Ok. Displacement is the volume of fluid moved per revolution. Volume determines speed. A 1 cubic inch per rev pump hooked to a 1750 rpm motor moves 1750 cubic inches of fluid per minute. 3600 rpm moves 3600 cubic inches.
Simple enough right? GPM is just converting cubic inches to gallons. It's meaningless and confuses the math unnecessarily.
Pressure is what makes tonnage. Tonnage is just the product of the cylinder area and system pressure. The work causes the pressure. A pump is just happy as can be to shuffle along the fluid with nominally low system pressure. It's the resistance of the work being done that increases pressure like putting your thumb over the garden hose. Pressure increased, volume stayed the same, and the result is increased spray distance.
Work over time
This is where HP comes in to play. Think of the pump as your transmission and the cylinder as the rear end. The motor is the engine. If you have a 5hp engine, you can do 5hp of work per unit of time. If you increase the cylinder size it's like changing the rear end gear ratio to a lower one. For a given engine speed, it moves slower than a higher geared rear end, but with more power than a higher geared rear end. Same with the pump, the transmission gear ratio.

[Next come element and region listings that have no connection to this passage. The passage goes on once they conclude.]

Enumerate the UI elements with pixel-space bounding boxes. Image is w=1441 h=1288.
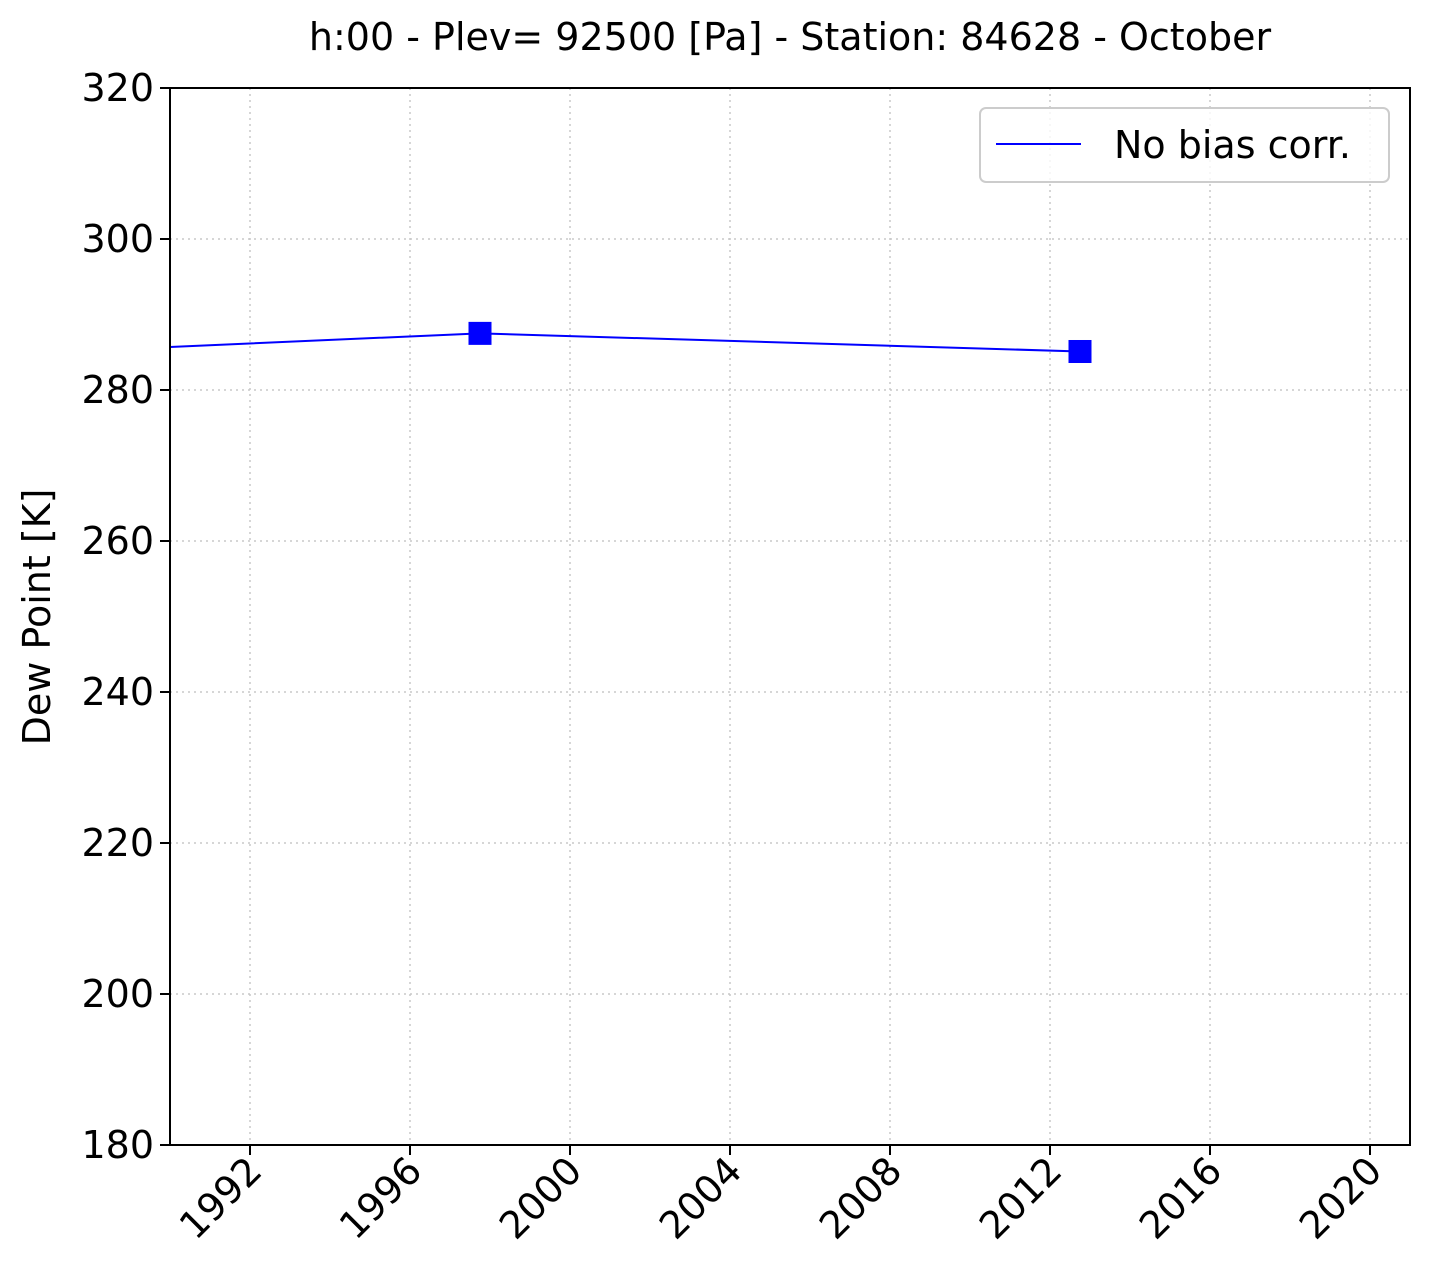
y-axis: 180 200 220 240 260 280 300 320 <box>81 66 170 1167</box>
grid <box>170 88 1410 1145</box>
series-layer <box>169 321 1092 363</box>
y-tick-label: 240 <box>81 670 154 714</box>
legend: No bias corr. <box>979 107 1390 183</box>
y-tick-label: 200 <box>81 972 154 1016</box>
y-tick-label: 280 <box>81 368 154 412</box>
data-point <box>1068 339 1092 363</box>
y-tick-label: 220 <box>81 821 154 865</box>
y-tick-label: 320 <box>81 66 154 110</box>
y-tick-label: 180 <box>81 1123 154 1167</box>
chart-title: h:00 - Plev= 92500 [Pa] - Station: 84628… <box>309 15 1272 59</box>
y-axis-label: Dew Point [K] <box>15 489 59 746</box>
legend-label: No bias corr. <box>1114 123 1351 167</box>
y-tick-label: 300 <box>81 217 154 261</box>
plot-frame <box>169 87 1411 1146</box>
data-point <box>468 321 492 345</box>
y-tick-label: 260 <box>81 519 154 563</box>
legend-box <box>979 107 1390 183</box>
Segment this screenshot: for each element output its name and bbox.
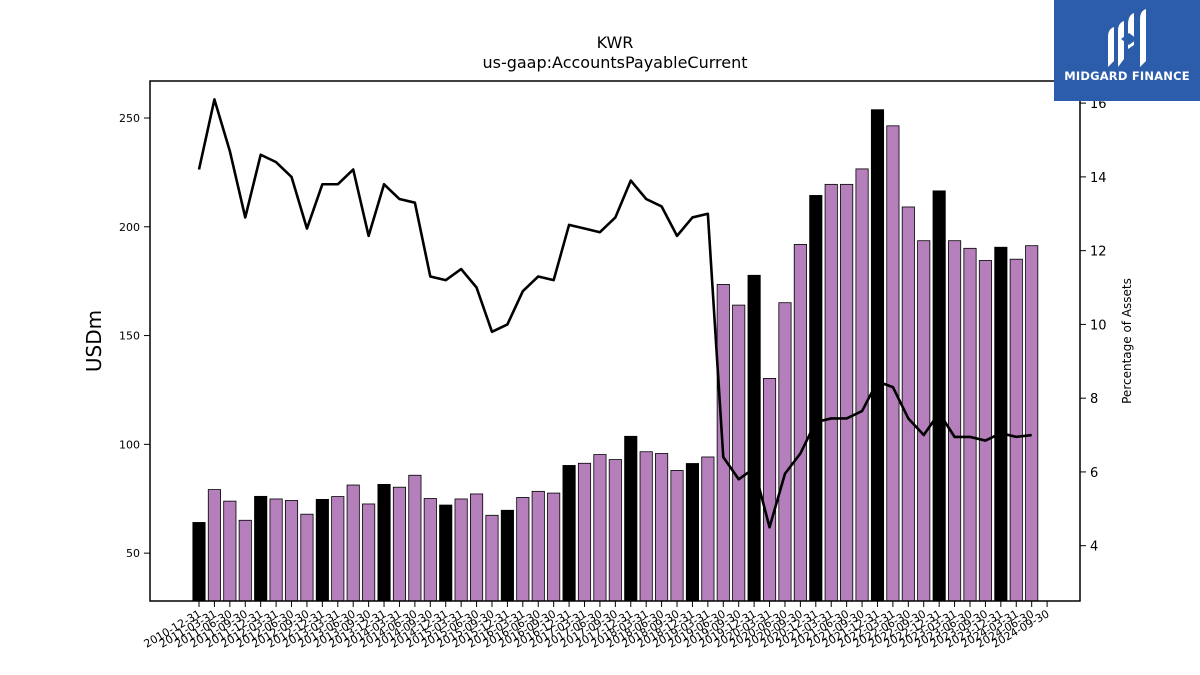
bar-2021-06-30 (840, 183, 854, 602)
bar-2024-06-30 (1025, 245, 1039, 602)
bar-2018-12-31 (685, 463, 699, 602)
chart-subtitle: us-gaap:AccountsPayableCurrent (482, 53, 747, 72)
chart-title: KWR (597, 33, 634, 52)
bar-2012-12-31 (315, 498, 329, 602)
bar-2016-06-30 (531, 490, 545, 602)
bar-2024-03-31 (1009, 258, 1023, 602)
bar-2015-03-31 (454, 498, 468, 602)
y-tick-label: 250 (119, 112, 140, 125)
bar-2020-12-31 (809, 195, 823, 602)
bar-2013-06-30 (346, 484, 360, 602)
bar-2011-12-31 (254, 495, 268, 602)
logo-text: MIDGARD FINANCE (1064, 69, 1190, 83)
y2-tick-label: 12 (1090, 245, 1107, 260)
bar-2011-03-31 (207, 489, 221, 602)
y2-tick-label: 14 (1090, 171, 1107, 186)
bar-2013-09-30 (362, 503, 376, 602)
brand-logo: MIDGARD FINANCE (1054, 0, 1200, 101)
bar-2011-09-30 (238, 519, 252, 602)
bar-2012-03-31 (269, 498, 283, 602)
bar-2020-09-30 (793, 243, 807, 602)
bar-2019-12-31 (747, 274, 761, 602)
bar-2017-03-31 (577, 462, 592, 602)
y-tick-label: 100 (119, 438, 140, 451)
bar-2018-03-31 (639, 451, 653, 602)
bar-2016-12-31 (562, 465, 576, 602)
bar-2017-09-30 (608, 459, 622, 602)
bar-2022-09-30 (917, 240, 931, 602)
bar-2022-12-31 (932, 190, 946, 602)
bar-2015-06-30 (470, 493, 484, 602)
bar-2018-09-30 (670, 470, 684, 602)
bar-2014-03-31 (392, 486, 407, 602)
bar-2023-09-30 (978, 260, 992, 602)
bar-2016-09-30 (547, 492, 561, 602)
bar-2013-12-31 (377, 483, 391, 602)
bar-2023-03-31 (948, 240, 962, 602)
bar-2012-06-30 (284, 500, 299, 602)
y-tick-label: 50 (126, 547, 140, 560)
bar-2017-06-30 (593, 454, 607, 602)
y2-tick-label: 6 (1090, 466, 1098, 481)
bars-layer (192, 109, 1039, 602)
bar-2015-12-31 (500, 509, 514, 602)
bar-2014-09-30 (423, 498, 437, 602)
line-layer (197, 98, 1032, 529)
bar-2020-06-30 (778, 302, 792, 602)
y2-axis-label: Percentage of Assets (1120, 278, 1134, 404)
y2-tick-label: 10 (1090, 318, 1107, 333)
y-tick-label: 200 (119, 221, 140, 234)
bar-2023-12-31 (994, 246, 1008, 602)
y-axis-left: 50 100 150 200 250 (119, 112, 150, 560)
x-axis: 2010-12-312011-03-312011-06-302011-09-30… (142, 601, 1052, 651)
bar-2012-09-30 (300, 513, 314, 602)
y-axis-label: USDm (82, 310, 106, 372)
y-tick-label: 150 (119, 330, 140, 343)
bar-2022-06-30 (901, 206, 915, 602)
bar-2019-03-31 (701, 456, 715, 602)
bar-2014-06-30 (408, 474, 422, 602)
bar-2020-03-31 (762, 378, 777, 602)
bar-2010-12-31 (192, 522, 206, 602)
bar-2014-12-31 (439, 504, 453, 602)
bar-2017-12-31 (624, 435, 638, 602)
y2-tick-label: 4 (1090, 540, 1098, 555)
pct-assets-line (197, 98, 1032, 529)
y2-tick-label: 8 (1090, 392, 1098, 407)
bar-2021-09-30 (855, 168, 869, 602)
bar-2019-09-30 (732, 304, 746, 602)
bar-2018-06-30 (655, 453, 669, 602)
bar-2016-03-31 (516, 497, 530, 602)
bar-2023-06-30 (963, 247, 977, 602)
bar-2015-09-30 (485, 514, 499, 602)
bar-2022-03-31 (886, 125, 900, 602)
midgard-logo-icon (1108, 9, 1146, 67)
bar-2013-03-31 (331, 496, 345, 602)
bar-2021-03-31 (824, 183, 838, 602)
bar-2021-12-31 (870, 109, 885, 602)
bar-2011-06-30 (223, 500, 237, 602)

Your 5hp motor/engine can do X work per unit of time so it's the product of power and time. Power is the pressure like torque is in the car analogy. The more pressure you need per unit of time, the more HP required to do it. So again, lower gearing slows the system but increases power for a set amount of HP.
Make sense?
I've given you the recipe for my press and the theory behind how it all works. JT takes it further with efficiency and fluid velocity relative to hose path. I don't take that into account. It's not that that stuff isn't real, to use my car analogy, it's like taking the engine torque gear ratio discussion and throwing in tires and clutch slip. Makes the discussion harder to have, to predict final results more accurately, but adds little to gross capability.
So, to answer your question, a 3600 rpm motor turning a .22 displacement pump does what we want. If you want to half the RPM to make it quieter you need to double the displacement (.44) to get the same result. Changing the RPM and leaving everything else constant changes the speed. Pressure (tonnage) doesn't change.